Victoria Arranz abrió los ojos, huyendo de África, regresando violentamente a la mesa del bar El Paraguas. Tenía que interrumpir el discurso para concentrarse en enviar más aire a los pulmones. Como si el recuerdo le envenenara la sangre.

—Las… —No podía decirlo. Le hice un gesto para que lo obviara—. Y la hermana Eulalia, y una canadiense, Eliane, y yo, nos mirábamos y no hacíamos nada. No gritamos, ni nos interpusimos, ni protestamos, ni luchamos. Nos quedamos paralizadas. Como si ya nos lo esperásemos y supiéramos que era inevitable, que no podíamos hacer nada. Porque teníamos miedo, porque permitimos la indignidad diciéndonos que no serviría de nada oponernos, aunque sólo fuera levantando la voz para implorar clemencia para nuestras hermanas mártires. ¿Sabe qué pensamos? Pensamos: «A ellas las matarán igual, salvémonos al menos nosotras.» No podíamos creer, nunca hubiéramos podido creer, por mucho que nos lo contaran, que era posible tanta… que en la tierra pudiera existir tanta maldad.
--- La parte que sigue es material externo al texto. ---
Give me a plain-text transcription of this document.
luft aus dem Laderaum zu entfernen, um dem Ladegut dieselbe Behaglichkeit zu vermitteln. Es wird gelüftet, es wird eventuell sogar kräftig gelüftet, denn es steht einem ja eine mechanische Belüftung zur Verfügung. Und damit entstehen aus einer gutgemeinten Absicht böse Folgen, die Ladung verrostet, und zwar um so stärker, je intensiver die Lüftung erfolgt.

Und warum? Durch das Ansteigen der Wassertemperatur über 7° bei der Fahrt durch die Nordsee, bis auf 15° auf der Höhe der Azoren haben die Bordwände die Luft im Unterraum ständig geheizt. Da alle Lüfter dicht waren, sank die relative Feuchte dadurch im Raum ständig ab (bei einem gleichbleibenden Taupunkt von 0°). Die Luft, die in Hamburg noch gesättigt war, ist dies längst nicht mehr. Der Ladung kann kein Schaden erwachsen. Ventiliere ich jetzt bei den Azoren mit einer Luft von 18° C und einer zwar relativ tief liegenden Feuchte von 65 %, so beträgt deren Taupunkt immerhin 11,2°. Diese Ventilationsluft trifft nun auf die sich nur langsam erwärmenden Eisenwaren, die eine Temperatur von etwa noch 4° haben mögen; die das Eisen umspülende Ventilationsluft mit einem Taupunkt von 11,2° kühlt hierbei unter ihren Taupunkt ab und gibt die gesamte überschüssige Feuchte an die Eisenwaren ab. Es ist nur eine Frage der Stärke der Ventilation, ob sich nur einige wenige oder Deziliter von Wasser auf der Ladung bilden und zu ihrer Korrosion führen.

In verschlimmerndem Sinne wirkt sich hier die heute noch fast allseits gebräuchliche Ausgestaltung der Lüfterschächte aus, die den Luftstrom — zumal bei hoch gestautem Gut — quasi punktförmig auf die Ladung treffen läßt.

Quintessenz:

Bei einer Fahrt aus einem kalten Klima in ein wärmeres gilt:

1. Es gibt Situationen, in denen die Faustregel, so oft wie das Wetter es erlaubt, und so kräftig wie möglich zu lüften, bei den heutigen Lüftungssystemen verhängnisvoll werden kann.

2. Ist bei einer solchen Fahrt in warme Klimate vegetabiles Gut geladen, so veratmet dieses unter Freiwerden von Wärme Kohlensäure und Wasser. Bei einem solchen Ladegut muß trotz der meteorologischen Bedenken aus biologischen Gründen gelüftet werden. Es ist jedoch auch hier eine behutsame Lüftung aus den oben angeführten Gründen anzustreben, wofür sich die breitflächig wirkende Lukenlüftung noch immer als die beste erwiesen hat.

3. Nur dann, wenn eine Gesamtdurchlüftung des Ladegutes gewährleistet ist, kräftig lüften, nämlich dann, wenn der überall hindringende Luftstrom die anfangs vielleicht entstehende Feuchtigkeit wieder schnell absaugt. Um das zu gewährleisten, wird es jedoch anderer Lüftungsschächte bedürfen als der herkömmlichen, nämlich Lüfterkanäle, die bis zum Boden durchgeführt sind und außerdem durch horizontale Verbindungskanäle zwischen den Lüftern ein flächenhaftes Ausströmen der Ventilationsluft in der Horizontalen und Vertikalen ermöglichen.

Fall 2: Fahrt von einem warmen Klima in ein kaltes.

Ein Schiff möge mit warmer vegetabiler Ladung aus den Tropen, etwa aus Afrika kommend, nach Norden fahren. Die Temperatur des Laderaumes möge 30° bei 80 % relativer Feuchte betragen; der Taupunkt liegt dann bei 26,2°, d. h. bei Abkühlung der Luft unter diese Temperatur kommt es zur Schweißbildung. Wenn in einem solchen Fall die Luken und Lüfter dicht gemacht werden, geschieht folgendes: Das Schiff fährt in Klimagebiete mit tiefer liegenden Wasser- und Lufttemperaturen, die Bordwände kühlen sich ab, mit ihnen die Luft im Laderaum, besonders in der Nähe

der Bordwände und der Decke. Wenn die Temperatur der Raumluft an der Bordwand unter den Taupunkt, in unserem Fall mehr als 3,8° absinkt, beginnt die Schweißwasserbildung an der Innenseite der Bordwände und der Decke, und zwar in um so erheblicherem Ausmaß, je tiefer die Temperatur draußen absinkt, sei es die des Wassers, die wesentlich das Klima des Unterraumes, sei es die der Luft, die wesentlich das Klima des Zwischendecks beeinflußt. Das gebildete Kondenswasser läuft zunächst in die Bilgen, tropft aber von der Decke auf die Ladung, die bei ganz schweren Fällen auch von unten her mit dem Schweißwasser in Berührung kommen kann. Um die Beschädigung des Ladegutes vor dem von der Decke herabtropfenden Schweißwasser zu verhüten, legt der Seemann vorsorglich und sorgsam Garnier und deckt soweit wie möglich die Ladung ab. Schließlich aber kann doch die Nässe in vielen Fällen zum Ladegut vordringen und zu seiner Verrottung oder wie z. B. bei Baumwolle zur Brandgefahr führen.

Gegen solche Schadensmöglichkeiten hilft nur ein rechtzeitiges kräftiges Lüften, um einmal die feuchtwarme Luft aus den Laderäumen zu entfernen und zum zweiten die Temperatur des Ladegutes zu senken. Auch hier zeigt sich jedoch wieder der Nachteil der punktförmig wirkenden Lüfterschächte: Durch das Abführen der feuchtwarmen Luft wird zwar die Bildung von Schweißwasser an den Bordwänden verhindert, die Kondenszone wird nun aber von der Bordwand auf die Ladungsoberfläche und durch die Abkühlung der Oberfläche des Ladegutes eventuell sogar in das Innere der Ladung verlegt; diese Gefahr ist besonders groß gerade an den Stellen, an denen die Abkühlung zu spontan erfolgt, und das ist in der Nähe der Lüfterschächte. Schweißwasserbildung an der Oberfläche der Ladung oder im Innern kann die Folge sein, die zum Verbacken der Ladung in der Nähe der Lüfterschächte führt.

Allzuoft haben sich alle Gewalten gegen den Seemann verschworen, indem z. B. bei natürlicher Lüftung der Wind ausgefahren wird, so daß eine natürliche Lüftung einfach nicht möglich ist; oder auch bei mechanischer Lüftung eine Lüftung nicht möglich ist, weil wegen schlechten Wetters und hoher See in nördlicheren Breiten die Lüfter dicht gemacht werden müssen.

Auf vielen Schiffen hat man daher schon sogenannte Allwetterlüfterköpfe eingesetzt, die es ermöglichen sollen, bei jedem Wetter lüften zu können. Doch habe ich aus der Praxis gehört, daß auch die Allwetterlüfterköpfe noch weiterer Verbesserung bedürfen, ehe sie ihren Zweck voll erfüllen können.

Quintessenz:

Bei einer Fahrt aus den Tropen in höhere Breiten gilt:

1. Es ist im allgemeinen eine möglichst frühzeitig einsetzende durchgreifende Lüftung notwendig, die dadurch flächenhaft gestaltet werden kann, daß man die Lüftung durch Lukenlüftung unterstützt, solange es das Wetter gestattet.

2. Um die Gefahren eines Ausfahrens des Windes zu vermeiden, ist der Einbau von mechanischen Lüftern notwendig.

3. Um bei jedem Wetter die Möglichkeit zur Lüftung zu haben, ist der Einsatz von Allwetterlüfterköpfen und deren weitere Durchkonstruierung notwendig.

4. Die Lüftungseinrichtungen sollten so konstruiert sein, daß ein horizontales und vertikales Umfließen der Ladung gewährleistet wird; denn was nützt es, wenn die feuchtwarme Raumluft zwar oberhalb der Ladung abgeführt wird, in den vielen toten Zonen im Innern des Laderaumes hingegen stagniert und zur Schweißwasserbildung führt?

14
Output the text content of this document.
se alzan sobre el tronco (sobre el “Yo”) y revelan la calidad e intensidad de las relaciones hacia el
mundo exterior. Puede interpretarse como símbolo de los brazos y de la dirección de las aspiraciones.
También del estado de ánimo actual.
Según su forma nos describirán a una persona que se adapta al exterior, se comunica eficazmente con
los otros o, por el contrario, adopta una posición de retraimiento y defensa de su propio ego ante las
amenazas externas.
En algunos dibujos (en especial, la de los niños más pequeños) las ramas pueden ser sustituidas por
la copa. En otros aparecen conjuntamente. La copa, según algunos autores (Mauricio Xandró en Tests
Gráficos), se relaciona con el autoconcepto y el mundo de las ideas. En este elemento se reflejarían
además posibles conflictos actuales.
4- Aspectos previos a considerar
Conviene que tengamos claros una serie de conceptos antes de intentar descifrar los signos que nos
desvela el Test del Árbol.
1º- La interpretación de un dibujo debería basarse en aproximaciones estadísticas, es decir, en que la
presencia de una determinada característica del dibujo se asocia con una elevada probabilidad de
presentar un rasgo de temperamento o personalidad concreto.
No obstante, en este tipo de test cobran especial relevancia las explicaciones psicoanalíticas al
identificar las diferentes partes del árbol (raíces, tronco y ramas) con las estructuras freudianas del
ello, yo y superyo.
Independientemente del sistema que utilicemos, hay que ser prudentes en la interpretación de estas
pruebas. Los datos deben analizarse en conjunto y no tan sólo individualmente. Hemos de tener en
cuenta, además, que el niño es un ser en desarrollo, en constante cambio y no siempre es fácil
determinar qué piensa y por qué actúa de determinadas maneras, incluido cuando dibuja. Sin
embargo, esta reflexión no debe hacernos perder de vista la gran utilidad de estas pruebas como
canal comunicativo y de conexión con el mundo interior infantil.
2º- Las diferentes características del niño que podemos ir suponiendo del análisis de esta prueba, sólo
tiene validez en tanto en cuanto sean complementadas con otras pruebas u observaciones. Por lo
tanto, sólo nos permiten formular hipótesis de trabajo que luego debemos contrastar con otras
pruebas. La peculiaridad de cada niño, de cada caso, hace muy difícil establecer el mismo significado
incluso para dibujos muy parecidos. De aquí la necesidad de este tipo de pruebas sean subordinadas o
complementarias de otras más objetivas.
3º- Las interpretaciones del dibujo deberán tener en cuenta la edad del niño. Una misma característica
Parecía enferma. A punto de desmayarse. Intervine:

—Y ¿después?

—A nosotras tres, nuestra cobardía nos salvó la vida. Ellos ni nos miraron. Reservaban su odio para las tutsis. Las jóvenes tutsis. Pobrecitas. —Ni una lágrima, no obstante. Las había agotado todas. Cerró los ojos para hacer un esfuerzo por recuperar la calma, los volvió a abrir y me miraba con una extraña serenidad—. Nos echaron, y se quedaron en el edificio de la misión para utilizarlo como cuartel. Por eso no lo habían asaltado de entrada, para no deteriorarlo. Y aquí acaba la historia.